Other than the holisitic security solution we provide (outlined above), Reblaze is considered by many to be a better security solution because it
- Provides an innovative profile-driven approach to its comprehensive and cloud-based protection for web platforms
- All other vendors either provide a silo solution for one type of threat (WAF, DDos, scraping, etc) or are focused on other aspects of web traffic support
- Provides customers the finest grained ACL available in the market. Policy can be defined by country, company, network, platform (cloud, Tor, anonymous proxies, private proxies, bots and more)
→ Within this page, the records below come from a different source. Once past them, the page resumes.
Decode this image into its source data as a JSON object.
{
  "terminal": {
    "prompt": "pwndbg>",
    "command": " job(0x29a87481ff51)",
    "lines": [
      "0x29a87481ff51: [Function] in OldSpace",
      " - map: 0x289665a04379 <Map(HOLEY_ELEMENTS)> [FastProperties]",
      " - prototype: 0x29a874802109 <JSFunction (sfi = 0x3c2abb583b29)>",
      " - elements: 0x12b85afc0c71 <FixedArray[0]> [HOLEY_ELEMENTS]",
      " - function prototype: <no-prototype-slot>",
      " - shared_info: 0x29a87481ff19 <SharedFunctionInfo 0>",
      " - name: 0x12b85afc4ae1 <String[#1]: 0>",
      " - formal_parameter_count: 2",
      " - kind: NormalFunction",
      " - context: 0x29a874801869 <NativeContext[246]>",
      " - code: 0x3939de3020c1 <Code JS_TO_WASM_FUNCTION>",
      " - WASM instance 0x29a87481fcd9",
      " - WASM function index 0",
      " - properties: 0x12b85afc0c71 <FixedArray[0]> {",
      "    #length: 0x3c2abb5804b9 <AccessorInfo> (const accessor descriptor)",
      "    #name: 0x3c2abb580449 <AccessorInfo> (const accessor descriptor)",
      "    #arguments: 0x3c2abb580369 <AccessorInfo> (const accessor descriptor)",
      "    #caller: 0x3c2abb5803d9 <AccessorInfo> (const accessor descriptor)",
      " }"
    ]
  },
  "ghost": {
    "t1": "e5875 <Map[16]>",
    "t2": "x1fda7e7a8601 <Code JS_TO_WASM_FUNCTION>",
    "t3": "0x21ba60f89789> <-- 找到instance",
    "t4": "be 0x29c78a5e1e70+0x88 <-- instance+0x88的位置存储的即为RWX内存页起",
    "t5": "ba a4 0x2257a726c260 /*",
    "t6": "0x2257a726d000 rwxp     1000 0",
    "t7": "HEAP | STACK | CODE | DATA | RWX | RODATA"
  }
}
- These policies can be attached to a cluster of sites, a single site, an area or pattern within a site or application or even a single URL
- Offers accurate and innovative human detection mechanisms that clear out all pen-tools and unauthorized crawlers without the need to inspect each individual request
- Provides a clear view of traffic including which countries are accessing sites, IP visibility, data on which companies and platforms are consuming how much bandwidth, and who/what is performing requests and keeping the system busy
- Uses a WAF unlike many other products on the market. Reblaze’s WAF is very simple to use and maintain, provides a nearly zero false positive ratio and comes with the Reblaze full operation and support package (updates, profiles fine tuning, etc.)
- Deploys simply and provides an elastic VPC for its customers. This allows both Reblaze and the customer to determine the optimal profile for the protected platforms and prevent most cases of DoS at their earliest stage
- Provides an elastic VPC that will automatically expand and allocate network and computing resources to cope with an attack
One of the main features that differentiates Reblaze from the competition is its VPC (Virtual Private Cloud). Reblaze provides an individual VPC to every customer. This is drastically different than the cloud shared by all customers that our competitors provide. A VPC provides an entire dedicated, scalable stack to each customer complete with DNS servers, load balancers, log, database, application firewall and more.
Reblaze has provided amazing security solutions for highly varied industry sectors from health organizations (hospitals, clinics), to e-commerce and booking / ticketing sites (flights, hotels, airlines, retail), gaming and gambling sires to forex trading sites, which are especially susceptible to very large-scale DoS attacks.
How does your DDoS Mitigation Service work?
Reblaze’s Application Security platform blocks DDoS and other attacks before the traffic reaches customers’ web infrastructure. Legitimate traffic has normal access to a site while attackers (DDoS and otherwise) cannot reach the network. We detect and block the network, transport and application-layer in DoS/DDoS attacks while the bandwidth scales automatically as it is needed. Reblaze also defeats hacking attempts, bots and more using its fully managed (no hardware or software to install or maintain) service that is always up-to-date.
How does your WAF detect and mitigate threats?
The WAF operates in a manner similar to our other protection aspects, using the profile-based security mentioned above. All web assets are protected against all forms of hacking and intrusion with our cloud-based elastic and powerful rule-based WAF that is PCI Compliant.
Do you compete with CDNs or work with them?
We don’t compete with the CDN providers. We actually partnered with one of the main players in this market (Verizon EdgeCast ) in order to provide our customers with a complete solution for their web assets.